WWSAPI to WCF interop 8: invalid XML characters (part 2)

In part 1 of this topic, I explained that some Unicode characters would be rejected by WWSAPI’s XML reader and writer because they are not considered legal in XML spec. There is an XML reader property and an XML writer property to allow such characters. Unfortunately that won’t work in all cases and I’ll explain the reason in this post.

 

Before I do that, I have to introduce the tool WsUtil.exe. This is a managed tool similar to SvcUtil.exe and can generate C header files and proxy/stub files from WSDL/XSD files. It’s a silver bullet when it comes to WWSAPI to WCF interop and I will have a dedicated post for it later. What’s interesting here is WsUtil’s processing of string type. The tool can generate two string types: WCHAR* and WS_STRING. WCHAR* is the well-known NULL-terminated string and is the default string type.

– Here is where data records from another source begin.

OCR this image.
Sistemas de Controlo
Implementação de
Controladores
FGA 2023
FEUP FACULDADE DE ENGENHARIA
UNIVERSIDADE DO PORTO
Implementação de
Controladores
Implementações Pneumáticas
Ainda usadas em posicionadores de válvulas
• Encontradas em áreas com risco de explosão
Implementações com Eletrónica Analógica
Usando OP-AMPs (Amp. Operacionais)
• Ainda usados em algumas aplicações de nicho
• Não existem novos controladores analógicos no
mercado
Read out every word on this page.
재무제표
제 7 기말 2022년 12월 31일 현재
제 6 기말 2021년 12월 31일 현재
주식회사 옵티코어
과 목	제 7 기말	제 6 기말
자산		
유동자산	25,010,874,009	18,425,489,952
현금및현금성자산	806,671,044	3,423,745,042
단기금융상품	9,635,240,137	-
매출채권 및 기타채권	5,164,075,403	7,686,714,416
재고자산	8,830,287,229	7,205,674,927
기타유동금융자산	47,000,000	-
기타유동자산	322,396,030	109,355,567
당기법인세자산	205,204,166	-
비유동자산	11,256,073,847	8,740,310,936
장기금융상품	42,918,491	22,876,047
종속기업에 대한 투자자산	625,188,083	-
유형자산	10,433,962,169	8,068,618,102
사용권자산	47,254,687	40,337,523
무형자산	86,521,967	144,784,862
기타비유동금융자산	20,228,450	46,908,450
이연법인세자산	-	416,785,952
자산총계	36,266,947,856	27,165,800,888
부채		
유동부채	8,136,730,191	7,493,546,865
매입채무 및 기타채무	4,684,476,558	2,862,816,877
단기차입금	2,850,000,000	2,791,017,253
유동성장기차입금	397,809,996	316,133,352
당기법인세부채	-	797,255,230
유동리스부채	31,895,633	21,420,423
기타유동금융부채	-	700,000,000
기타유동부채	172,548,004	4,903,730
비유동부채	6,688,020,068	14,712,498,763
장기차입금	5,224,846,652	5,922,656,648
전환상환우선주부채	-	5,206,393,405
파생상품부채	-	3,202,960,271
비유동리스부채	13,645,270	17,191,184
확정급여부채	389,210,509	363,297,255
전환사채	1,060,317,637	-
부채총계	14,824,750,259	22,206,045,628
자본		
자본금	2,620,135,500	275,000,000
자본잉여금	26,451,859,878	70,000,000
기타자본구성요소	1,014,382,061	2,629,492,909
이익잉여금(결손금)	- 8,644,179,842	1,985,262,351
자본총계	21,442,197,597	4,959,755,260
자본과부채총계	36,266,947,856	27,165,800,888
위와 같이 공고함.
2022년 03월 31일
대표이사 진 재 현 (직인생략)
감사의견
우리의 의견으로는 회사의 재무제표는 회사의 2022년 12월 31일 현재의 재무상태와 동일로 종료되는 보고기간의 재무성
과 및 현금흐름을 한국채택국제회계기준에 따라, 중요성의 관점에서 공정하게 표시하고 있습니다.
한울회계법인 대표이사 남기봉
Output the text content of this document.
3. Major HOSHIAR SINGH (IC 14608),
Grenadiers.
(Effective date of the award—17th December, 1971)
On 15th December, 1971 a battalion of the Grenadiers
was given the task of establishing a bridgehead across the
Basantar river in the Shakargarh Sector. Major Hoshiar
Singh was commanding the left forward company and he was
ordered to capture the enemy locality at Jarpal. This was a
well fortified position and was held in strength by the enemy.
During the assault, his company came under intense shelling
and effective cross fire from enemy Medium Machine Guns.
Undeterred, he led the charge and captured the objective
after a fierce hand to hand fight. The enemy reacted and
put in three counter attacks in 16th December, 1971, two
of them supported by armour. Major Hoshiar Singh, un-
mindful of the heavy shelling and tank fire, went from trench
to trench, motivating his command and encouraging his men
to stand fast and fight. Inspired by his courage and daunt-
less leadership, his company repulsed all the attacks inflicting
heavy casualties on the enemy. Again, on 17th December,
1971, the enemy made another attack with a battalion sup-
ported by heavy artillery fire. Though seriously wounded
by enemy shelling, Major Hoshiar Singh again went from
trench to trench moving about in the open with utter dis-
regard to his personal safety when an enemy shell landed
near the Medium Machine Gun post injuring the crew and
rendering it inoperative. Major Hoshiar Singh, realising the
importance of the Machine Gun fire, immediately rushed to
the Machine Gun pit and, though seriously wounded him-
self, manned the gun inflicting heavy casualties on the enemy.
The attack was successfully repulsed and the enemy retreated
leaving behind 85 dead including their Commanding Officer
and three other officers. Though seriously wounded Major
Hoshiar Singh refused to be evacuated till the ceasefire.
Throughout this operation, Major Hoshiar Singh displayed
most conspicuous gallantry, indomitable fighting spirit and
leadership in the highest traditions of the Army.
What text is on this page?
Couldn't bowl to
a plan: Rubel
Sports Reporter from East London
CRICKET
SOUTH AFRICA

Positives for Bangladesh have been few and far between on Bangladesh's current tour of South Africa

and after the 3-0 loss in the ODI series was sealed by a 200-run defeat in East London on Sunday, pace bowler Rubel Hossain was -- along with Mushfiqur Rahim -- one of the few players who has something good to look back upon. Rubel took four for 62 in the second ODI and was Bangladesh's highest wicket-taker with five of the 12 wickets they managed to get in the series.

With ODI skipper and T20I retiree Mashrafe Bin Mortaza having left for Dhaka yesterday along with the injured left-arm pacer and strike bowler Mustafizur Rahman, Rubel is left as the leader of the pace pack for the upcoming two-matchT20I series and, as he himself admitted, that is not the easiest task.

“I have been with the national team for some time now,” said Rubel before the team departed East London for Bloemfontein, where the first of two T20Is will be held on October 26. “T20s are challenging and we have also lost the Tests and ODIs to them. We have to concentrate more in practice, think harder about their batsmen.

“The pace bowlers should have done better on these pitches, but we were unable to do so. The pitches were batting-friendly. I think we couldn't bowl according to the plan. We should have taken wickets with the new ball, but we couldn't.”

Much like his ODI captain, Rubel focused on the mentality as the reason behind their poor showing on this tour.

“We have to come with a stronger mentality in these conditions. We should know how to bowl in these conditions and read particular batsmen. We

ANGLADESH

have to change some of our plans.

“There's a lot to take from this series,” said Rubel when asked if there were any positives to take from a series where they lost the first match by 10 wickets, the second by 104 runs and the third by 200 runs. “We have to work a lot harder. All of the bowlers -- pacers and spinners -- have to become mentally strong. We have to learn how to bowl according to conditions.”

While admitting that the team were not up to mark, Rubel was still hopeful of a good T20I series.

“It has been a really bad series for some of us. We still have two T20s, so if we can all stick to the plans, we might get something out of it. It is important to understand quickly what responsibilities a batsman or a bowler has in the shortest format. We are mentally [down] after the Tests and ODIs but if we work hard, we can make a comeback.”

WS_STRING is the counted string defined in WWSAPI and can be generated with command line option /string:WS_STRING. For example, if the WCF operation contract is:

        [OperationContract]

        string Echo(string inString);

 

The corresponding proxy prototype code generated by WsUtil will look like:

HRESULT WINAPI BasicHttpBinding_IHelloWorld_Echo(

    __in WS_SERVICE_PROXY* _serviceProxy,

    __in_opt __nullterminated WCHAR* inString,

    __out_opt __deref __nullterminated WCHAR** RetStringResult,

    __in WS_HEAP* _heap,

    __in_ecount_opt(_callPropertyCount) const WS_CALL_PROPERTY* _callProperties,

    __in const ULONG _callPropertyCount,

    __in_opt const WS_ASYNC_CONTEXT* _asyncContext,

    __in_opt WS_ERROR* _error);

 

The generated prototype with option /string:WS_STRING will look like

HRESULT WINAPI BasicHttpBinding_IHelloWorld_Echo(

    __in WS_SERVICE_PROXY* _serviceProxy,

    __in WS_STRING inString,

    __out WS_STRING* RetStringResult,

    __in WS_HEAP* _heap,

    __in_ecount_opt(_callPropertyCount) const WS_CALL_PROPERTY* _callProperties,

    __in const ULONG _callPropertyCount,

    __in_opt const WS_ASYNC_CONTEXT* _asyncContext,

    __in_opt WS_ERROR* _error);

 

By now you probably have guessed what I am getting at – when using WCHAR* to represent a string, you can’t have embedded 0 in the string even when the XML reader allows it. So if the WWSAPI client sets the XML reader/writer property to accept invalid character references and the client is using WCHAR* as the string type, will the string be chopped off if the server returns one with embedded 0? The answer is no. When deserializing a string from XML into a WCHAR* type, WWSAPI deserialization code will check whether there is embedded 0 and fail if there is. This is not an issue with WS_STRING since the string is counted and not required to be NULL-terminated.

 

To summarize, if you are receiving strings off the wire and expect arbitrary characters to be in them, you need to set the XML reader/writer property to allow invalid character references and also use WS_STRING type instead of WCHAR* when generating code from WsUtil.exe.